According to CNN, in 2011, the average American spent \$16,803 on housing. A suburban community wants to know if their residents spent less than this national average. In a survey of 30 randomly selected residents, they found that they spent an annual average of \$15,800 with a standard deviation of \$2,600.
Housing costs are quantitative. Because \(n \ge 30\), the sampling distribution can be approximated using the \(t\) distribution.
This is a left-tailed test because we want to know if residents of this community spent less than the national average.
\(H_{0}:\mu=16803\)
\(H_{a}:\mu<16803\)
Test Statistic: One Group Mean
\(t=\dfrac{\overline{x}-\mu_0}{\dfrac{s}{\sqrt{n}}}\)

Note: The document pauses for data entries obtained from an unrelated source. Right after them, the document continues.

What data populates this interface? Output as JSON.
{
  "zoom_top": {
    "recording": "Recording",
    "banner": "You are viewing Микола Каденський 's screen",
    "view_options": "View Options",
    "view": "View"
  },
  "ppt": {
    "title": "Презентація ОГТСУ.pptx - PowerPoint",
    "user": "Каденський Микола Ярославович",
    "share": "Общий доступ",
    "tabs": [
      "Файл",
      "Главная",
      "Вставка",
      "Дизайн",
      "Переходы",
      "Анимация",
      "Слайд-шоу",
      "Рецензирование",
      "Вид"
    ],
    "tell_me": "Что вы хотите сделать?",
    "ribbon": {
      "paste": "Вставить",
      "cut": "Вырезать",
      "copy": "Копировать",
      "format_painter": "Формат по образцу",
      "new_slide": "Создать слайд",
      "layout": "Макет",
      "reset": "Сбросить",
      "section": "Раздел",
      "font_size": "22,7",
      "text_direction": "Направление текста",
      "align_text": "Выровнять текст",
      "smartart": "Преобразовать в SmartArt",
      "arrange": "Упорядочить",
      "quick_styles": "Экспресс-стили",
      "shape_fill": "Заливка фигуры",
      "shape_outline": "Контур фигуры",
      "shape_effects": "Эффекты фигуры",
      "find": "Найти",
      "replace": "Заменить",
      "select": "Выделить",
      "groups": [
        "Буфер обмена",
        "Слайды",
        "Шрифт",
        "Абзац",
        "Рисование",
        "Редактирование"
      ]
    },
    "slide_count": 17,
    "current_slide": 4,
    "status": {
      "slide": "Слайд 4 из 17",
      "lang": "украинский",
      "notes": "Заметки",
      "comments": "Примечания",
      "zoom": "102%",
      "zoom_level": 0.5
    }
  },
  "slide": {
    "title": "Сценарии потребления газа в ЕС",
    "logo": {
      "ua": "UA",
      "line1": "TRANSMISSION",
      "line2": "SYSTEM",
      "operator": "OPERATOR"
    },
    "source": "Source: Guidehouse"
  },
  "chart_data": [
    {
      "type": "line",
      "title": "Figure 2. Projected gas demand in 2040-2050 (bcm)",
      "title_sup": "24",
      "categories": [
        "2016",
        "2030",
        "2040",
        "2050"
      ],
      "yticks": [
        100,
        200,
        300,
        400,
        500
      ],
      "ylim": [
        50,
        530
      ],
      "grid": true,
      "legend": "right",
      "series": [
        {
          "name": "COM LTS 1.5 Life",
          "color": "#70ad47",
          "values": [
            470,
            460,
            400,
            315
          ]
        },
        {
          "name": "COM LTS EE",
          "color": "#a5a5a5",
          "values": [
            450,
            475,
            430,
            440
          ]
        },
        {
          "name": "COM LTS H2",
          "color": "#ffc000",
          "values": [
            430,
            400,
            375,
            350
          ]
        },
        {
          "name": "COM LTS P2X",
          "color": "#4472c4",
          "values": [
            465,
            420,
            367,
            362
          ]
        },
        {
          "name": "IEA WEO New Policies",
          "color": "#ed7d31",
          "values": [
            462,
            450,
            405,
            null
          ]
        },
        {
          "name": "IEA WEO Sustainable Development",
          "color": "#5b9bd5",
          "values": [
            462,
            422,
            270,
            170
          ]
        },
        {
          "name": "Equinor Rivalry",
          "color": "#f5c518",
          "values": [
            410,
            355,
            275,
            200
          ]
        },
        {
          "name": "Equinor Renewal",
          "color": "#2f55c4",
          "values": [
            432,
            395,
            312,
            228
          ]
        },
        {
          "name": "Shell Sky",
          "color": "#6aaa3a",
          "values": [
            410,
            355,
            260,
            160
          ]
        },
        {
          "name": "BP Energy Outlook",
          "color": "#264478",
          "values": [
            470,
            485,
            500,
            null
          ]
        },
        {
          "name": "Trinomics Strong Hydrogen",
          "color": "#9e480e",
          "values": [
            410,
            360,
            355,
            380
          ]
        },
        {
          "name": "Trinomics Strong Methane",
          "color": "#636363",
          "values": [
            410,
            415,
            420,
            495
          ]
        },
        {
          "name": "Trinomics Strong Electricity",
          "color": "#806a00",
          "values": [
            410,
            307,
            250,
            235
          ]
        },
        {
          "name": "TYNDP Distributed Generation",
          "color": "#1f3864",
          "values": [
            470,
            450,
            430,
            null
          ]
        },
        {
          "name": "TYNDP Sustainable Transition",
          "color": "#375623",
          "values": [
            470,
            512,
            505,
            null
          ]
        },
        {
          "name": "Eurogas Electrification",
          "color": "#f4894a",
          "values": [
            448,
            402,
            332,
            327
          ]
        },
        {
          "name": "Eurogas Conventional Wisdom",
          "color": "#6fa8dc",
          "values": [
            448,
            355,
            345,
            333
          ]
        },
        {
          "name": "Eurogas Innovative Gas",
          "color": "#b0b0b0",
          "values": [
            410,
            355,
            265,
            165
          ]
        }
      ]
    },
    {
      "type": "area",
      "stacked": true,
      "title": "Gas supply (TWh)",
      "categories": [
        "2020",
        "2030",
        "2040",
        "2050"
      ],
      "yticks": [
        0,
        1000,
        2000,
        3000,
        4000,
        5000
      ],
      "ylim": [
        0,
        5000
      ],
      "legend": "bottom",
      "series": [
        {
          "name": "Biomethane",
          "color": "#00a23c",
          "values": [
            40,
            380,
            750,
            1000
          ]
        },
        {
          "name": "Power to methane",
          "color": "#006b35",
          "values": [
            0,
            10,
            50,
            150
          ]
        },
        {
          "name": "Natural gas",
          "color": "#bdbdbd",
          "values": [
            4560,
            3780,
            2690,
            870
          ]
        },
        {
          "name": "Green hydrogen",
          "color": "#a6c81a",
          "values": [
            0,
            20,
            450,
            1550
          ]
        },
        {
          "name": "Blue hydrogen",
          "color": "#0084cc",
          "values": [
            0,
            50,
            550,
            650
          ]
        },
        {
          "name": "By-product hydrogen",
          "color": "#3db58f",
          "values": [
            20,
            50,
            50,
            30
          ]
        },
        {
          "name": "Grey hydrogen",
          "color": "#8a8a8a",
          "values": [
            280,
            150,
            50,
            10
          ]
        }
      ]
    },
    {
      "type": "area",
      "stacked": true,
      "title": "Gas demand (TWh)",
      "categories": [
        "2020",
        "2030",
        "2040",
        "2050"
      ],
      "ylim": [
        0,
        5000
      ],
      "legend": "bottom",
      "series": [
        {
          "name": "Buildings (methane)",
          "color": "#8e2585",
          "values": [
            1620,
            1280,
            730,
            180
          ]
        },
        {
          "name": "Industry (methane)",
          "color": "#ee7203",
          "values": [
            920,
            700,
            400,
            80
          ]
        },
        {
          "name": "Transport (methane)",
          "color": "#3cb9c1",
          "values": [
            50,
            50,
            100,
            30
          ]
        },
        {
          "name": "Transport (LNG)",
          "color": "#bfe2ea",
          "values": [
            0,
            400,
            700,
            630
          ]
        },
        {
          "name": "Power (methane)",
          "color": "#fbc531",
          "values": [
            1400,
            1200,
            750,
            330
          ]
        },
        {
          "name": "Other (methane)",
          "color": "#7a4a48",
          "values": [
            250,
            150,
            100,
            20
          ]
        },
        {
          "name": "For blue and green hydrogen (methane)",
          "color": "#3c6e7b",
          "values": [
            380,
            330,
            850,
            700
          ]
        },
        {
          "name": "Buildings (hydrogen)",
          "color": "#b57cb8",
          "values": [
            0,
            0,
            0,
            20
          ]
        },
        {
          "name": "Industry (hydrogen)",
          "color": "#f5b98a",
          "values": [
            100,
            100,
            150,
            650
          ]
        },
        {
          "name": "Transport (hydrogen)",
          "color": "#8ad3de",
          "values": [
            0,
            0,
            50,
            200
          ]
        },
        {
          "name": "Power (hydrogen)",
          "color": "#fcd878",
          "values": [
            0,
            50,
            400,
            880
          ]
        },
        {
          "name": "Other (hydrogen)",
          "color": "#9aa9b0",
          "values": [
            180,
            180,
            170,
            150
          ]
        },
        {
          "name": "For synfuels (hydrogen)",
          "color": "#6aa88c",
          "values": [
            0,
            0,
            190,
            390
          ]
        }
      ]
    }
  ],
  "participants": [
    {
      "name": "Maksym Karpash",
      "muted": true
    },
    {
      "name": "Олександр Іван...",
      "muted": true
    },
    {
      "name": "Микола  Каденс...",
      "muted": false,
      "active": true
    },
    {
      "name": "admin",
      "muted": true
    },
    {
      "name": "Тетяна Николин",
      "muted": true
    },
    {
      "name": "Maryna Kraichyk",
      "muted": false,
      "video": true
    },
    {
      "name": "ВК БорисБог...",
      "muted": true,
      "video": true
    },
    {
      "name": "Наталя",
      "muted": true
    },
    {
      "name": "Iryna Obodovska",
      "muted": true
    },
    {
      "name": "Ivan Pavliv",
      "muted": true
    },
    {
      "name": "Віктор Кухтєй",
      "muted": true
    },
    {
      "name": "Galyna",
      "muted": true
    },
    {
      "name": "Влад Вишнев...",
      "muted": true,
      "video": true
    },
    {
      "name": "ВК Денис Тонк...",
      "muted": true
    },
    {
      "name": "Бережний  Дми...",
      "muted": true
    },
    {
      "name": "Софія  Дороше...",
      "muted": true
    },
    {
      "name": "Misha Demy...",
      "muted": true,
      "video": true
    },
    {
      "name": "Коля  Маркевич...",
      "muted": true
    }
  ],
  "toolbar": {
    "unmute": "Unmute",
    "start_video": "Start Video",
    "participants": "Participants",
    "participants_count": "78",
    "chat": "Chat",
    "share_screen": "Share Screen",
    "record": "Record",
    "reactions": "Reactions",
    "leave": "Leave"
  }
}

\(\overline{x}\) = sample mean
\(\mu_{0}\) = hypothesized population mean
\(s\) = sample standard deviation
\(n\) = sample size
\(t=\dfrac{\overline{x}-\mu_0}{\dfrac{s}{\sqrt{n}}}=\dfrac{15800-16803}{\dfrac{2600}{\sqrt{30}}}=-2.113\)
Our t test statistics is -2.113
\(df=n-1=30-1=29\)
This is a left-tailed test so we want to know the probability of \(t < -2.113\)
Using Minitab we can find that \(p=0.0216634\)
\(p\leq .05\), therefore we reject the null hypothesis.
There is convincing evidence to state that on average residents of this community spent less than the national average on housing in 2011.